A Hulu, segundo o relatório, permanece ‘aberta’ a Buffy e espera conseguir outro reboot ‘em alguns anos’. Depois de um filme planejado nos anos 2010 que nunca saiu do papel, uma tentativa de série em 2018 que morreu cedo, e agora este piloto rejeitado, são três tentativas fracassadas. Três. Isso não é azar. É incompetência estrutural.
O que isso diz sobre o estado de Hollywood
O cancelamento de Buffy: New Sunnydale expõe um problema que vai além de uma série específica. Executivos sem conexão com o material tomando decisões criativas. Notas que puxam projetos em direções opostas até eles se partirem. Orçamentos inchados tentando satisfazer demandas impossíveis. E, no final, ninguém assume a culpa — o projeto simplesmente ‘não funcionou’.
Buffy merecia melhor. A série original foi revolucionária porque tratou sua audiência com inteligência, seus personagens com complexidade, e seu orçamento com criatividade. Um reboot que capturasse esse espírito precisaria de pessoas que entendessem isso no comando. Não de alguém que ‘orgulhosamente nunca assistiu’.
Enquanto Hollywood continuar permitindo que decisões criativas sejam tomadas por pessoas que não respeitam o material que estão supervisionando, veremos mais projetos promissores morrendo não por falta de qualidade, mas por falta de visão. E o triste é que os criativos — Gellar, Zhao, as Zuckerman — saem com a mancha de um ‘fracasso’ que não foi deles.
Se você é fã de Buffy, a boa notícia é que a série original continua lá, intacta, disponível. A má notícia é que o legado dela está nas mãos de gente que nunca se importou o suficiente para assistir. E isso diz tudo.
Para ficar por dentro de tudo que acontece no universo dos filmes, séries e streamings, acompanhe o Cinepoca também pelo Facebook e Instagram!

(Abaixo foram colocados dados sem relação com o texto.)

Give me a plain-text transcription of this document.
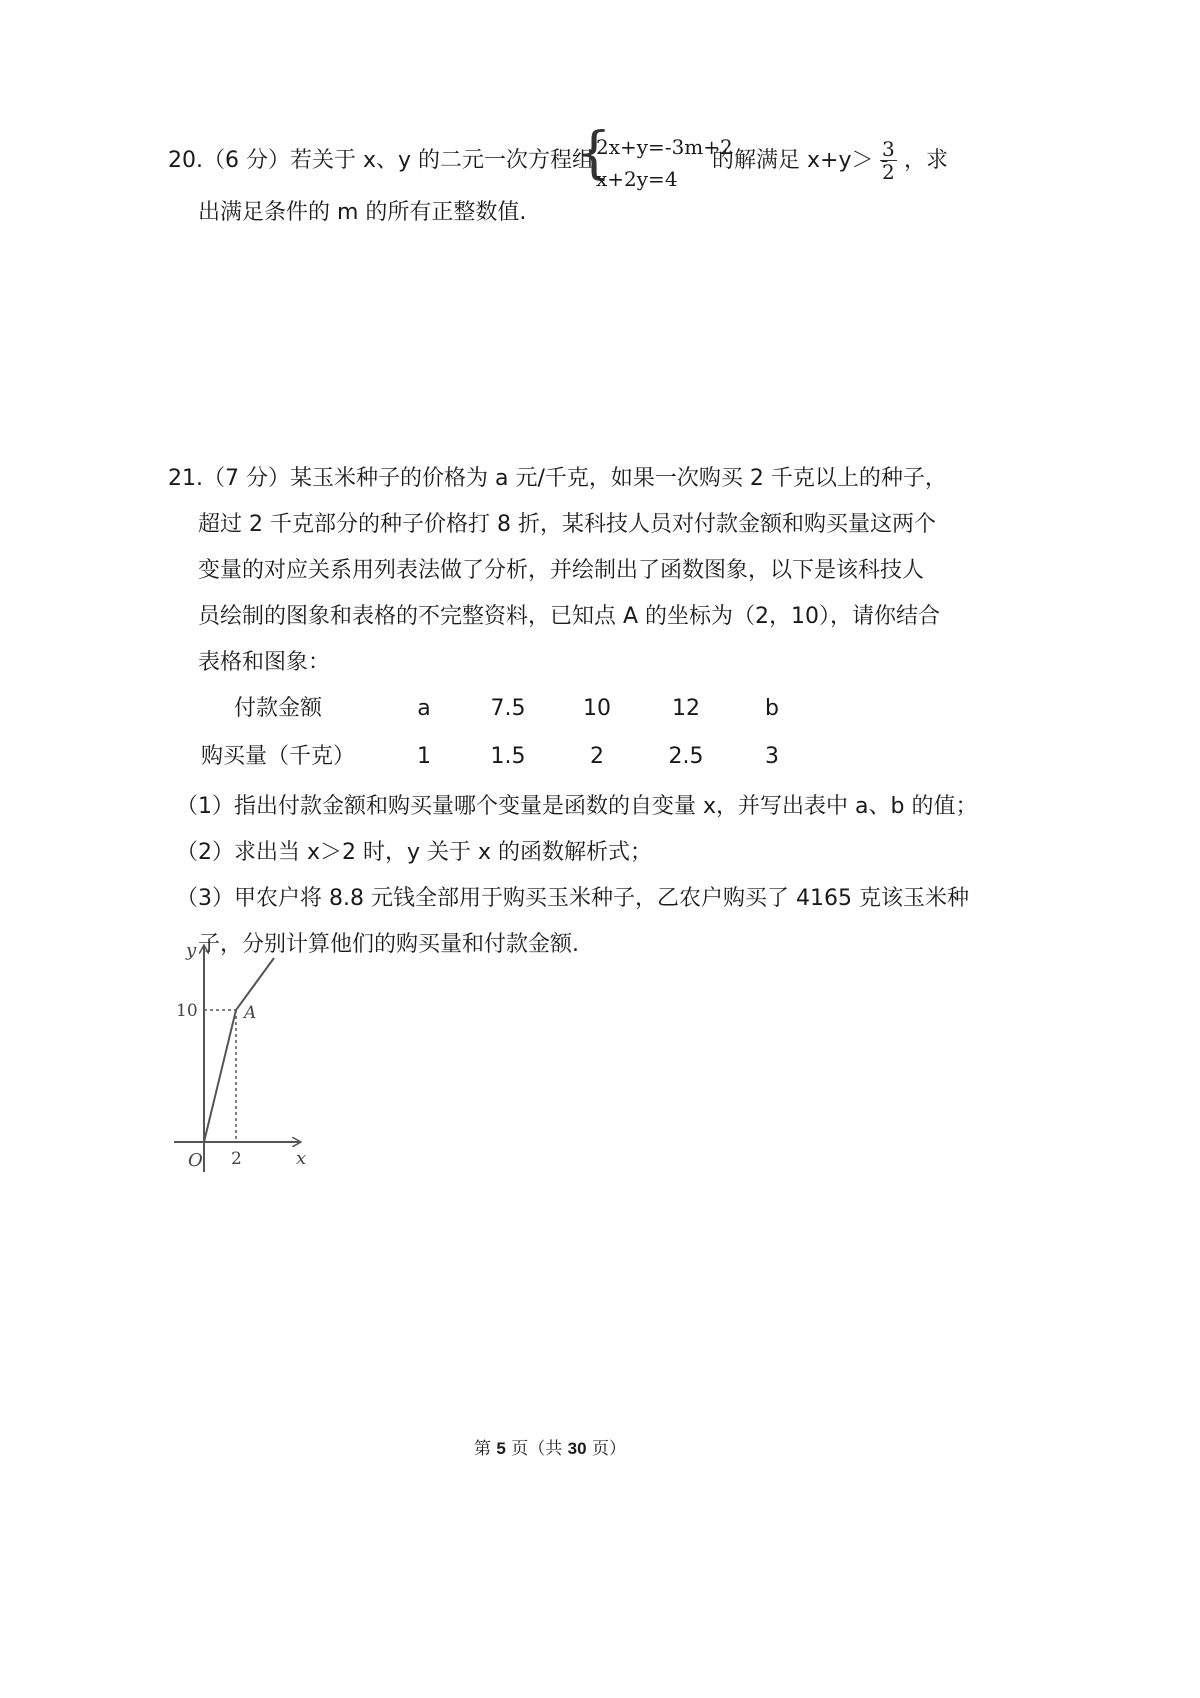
20.（6 分）若关于 x、y 的二元一次方程组
{
2x+y=-3m+2
x+2y=4
的解满足 x+y＞ -
$\frac{3}{2}$ ，求
出满足条件的 m 的所有正整数值.
21.（7 分）某玉米种子的价格为 a 元/千克，如果一次购买 2 千克以上的种子，
超过 2 千克部分的种子价格打 8 折，某科技人员对付款金额和购买量这两个
变量的对应关系用列表法做了分析，并绘制出了函数图象，以下是该科技人
员绘制的图象和表格的不完整资料，已知点 A 的坐标为（2，10），请你结合
表格和图象：
付款金额	a	7.5	10	12	b
购买量（千克）	1	1.5	2	2.5	3
（1）指出付款金额和购买量哪个变量是函数的自变量 x，并写出表中 a、b 的值；
（2）求出当 x＞2 时，y 关于 x 的函数解析式；
（3）甲农户将 8.8 元钱全部用于购买玉米种子，乙农户购买了 4165 克该玉米种
子，分别计算他们的购买量和付款金额.
y
x
O
10
2
A
第 5 页（共 30 页）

Perguntas Frequentes sobre o Reboot de Buffy
Por que o reboot de Buffy foi cancelado?
O reboot foi cancelado por uma combinação de fatores: notas executivas contraditórias que aumentaram custos, um piloto considerado ‘jovem demais’ para capturar o espírito da série original, e a decisão de Craig Erwich, presidente do Disney Television Group, que não tinha conexão com o material original.
Quem estava no elenco do reboot de Buffy?
O elenco incluía Ryan Kiera Armstrong (de ‘Star Wars: Skeleton Crew’) como Nova, a nova Caçadora, e Sarah Michelle Gellar retornando como Buffy Summers em papel reduzido. O projeto também contava com Chloé Zhao na direção e Nora e Lilla Zuckerman no roteiro.
Quantas vezes tentaram fazer um reboot de Buffy?
São três tentativas fracassadas: um filme planejado nos anos 2010 que nunca saiu do papel, uma tentativa de série em 2018 que morreu cedo, e agora o piloto ‘Buffy: New Sunnydale’ rejeitado pela Hulu em 2026.
A Hulu ainda pretende fazer outro reboot de Buffy?
Segundo o relatório, a Hulu permanece ‘aberta’ a Buffy e espera conseguir outro reboot ‘em alguns anos’. Porém, após três tentativas fracassadas, não há garantias de que um novo projeto será aprovado.
Quem tomou a decisão de cancelar o reboot de Buffy?
Craig Erwich, presidente do Disney Television Group (que supervisiona Hulu Originals), foi o executivo responsável pelo cancelamento. Segundo o relatório, ele nunca assistiu à série original completa.